No one could call it easy to up sticks and move house when there’s a toddler in tow – and yet, conversely, it’s a time when lots of people do move, precisely because they need more space for their burgeoning family. One good thing about one- to three-year-olds is that they generally haven’t learnt how to ask ‘Are we nearly there yet?’. But apart from that, they can seriously add to the demands and difficulties of relocation. That being said, if you take a few measures and bear the odd thing in mind, you can move house along with your infant without piling extra stress and anguish on to your already-overburdened shoulders. But before you move, you have to pack up. Here are three tips for doing it when you’ve got a toddler.

1. Take care of your own energy levels. If you’re flagging, then it’s going to be harder than it needs to be. Organise your packing up so that it begins gently, well in advance, allowing you to take long breaks not only for your toddler’s sake but also for your own relaxation. Allow time every day for a quiet spell when – even if there’s disarray – you can close your eyes and let your cares fall away for a minimum of ten minutes. Pencil in time to keep doing the fun things you and your baby do together, whether that’s reading picture books or visiting the playground. If your baby has picked upon the disruption of your imminent move, this will restore a feeling of continuity and safety.

2. Toddlers are at that age when they are discovering some degree of mastery of their own environment. It can make them defiant and stubborn little kings and queens. While showering them with presents to keep them sweet isn’t great in the long-term, there are times when a longed-for toy is just the answer. Moving is one of those times. If it gets them to pipe down a bit and become absorbed in something new, it’s money well spent, leaving you some breathing space and a quieter home in which to continue your packing up work.

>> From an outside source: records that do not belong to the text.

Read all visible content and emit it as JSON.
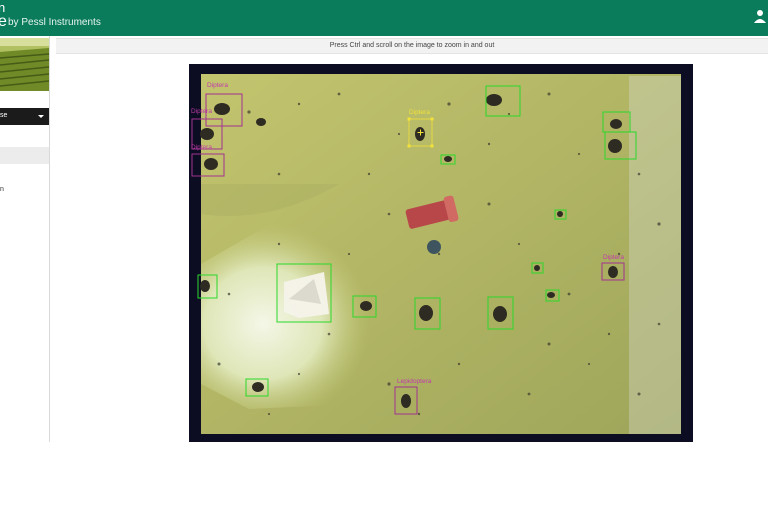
{
  "header": {
    "brand_mark_top": "n",
    "brand_mark_bottom": "e",
    "brand_sub": "by Pessl Instruments",
    "user_icon": "user-icon",
    "colors": {
      "bar": "#0a7c5b"
    }
  },
  "sidebar": {
    "station_select_value": "se",
    "menu_item_label": "n"
  },
  "main": {
    "hint": "Press Ctrl and scroll on the image to zoom in and out"
  },
  "trap_image": {
    "colors": {
      "insect_box": "#2bd82b",
      "class_box": "#a2328f",
      "selected_box": "#f2e23a"
    },
    "labels": {
      "d1": "Diptera",
      "d2": "Diptera",
      "d3": "Diptera",
      "d4": "Diptera",
      "d5": "Diptera",
      "l1": "Lepidoptera"
    }
  }
}
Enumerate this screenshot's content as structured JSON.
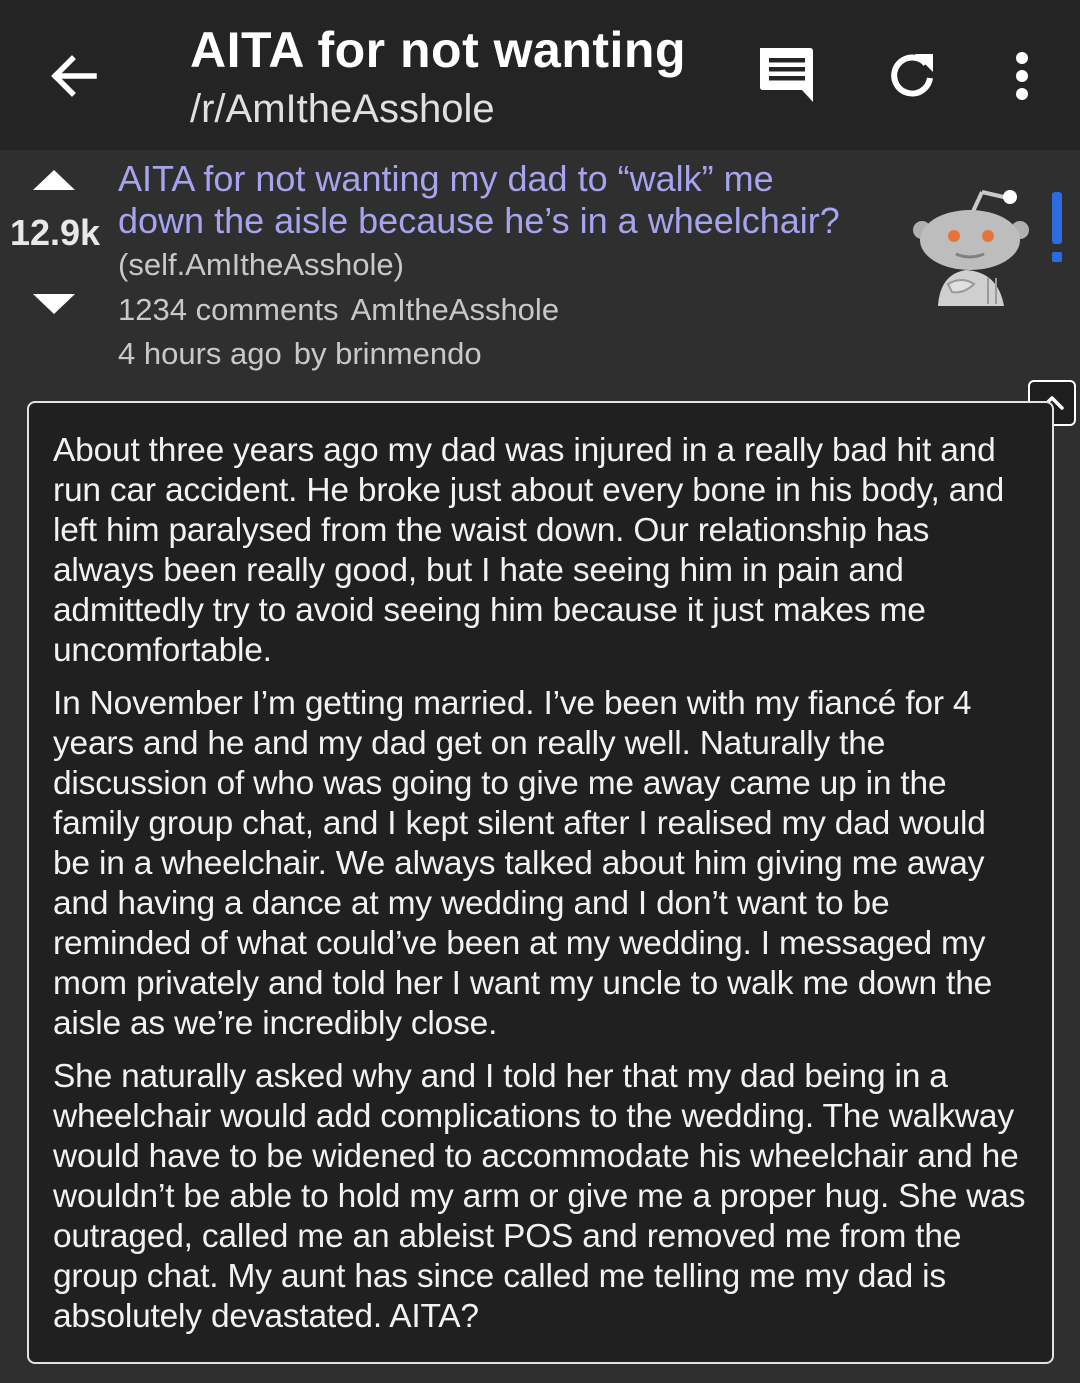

3. There is absolutely no shame in asking for help or in accepting it when it’s offered. We sometimes underestimate the extent to which others enjoy helping out. It is a bonding experience for both parties. If there are grandparents at hand or friendly neighbours, say ‘yes’ to the help each and every time. Don’t soldier on alone, the noble stoic. That can be a recipe for disaster. Let the people who like and love you assist. Whether it’s for a couple of hours at someone else’s house or an overnight stay with grandma, if your toddler goes away intermittently as you build up to your move, you’ll benefit enormously.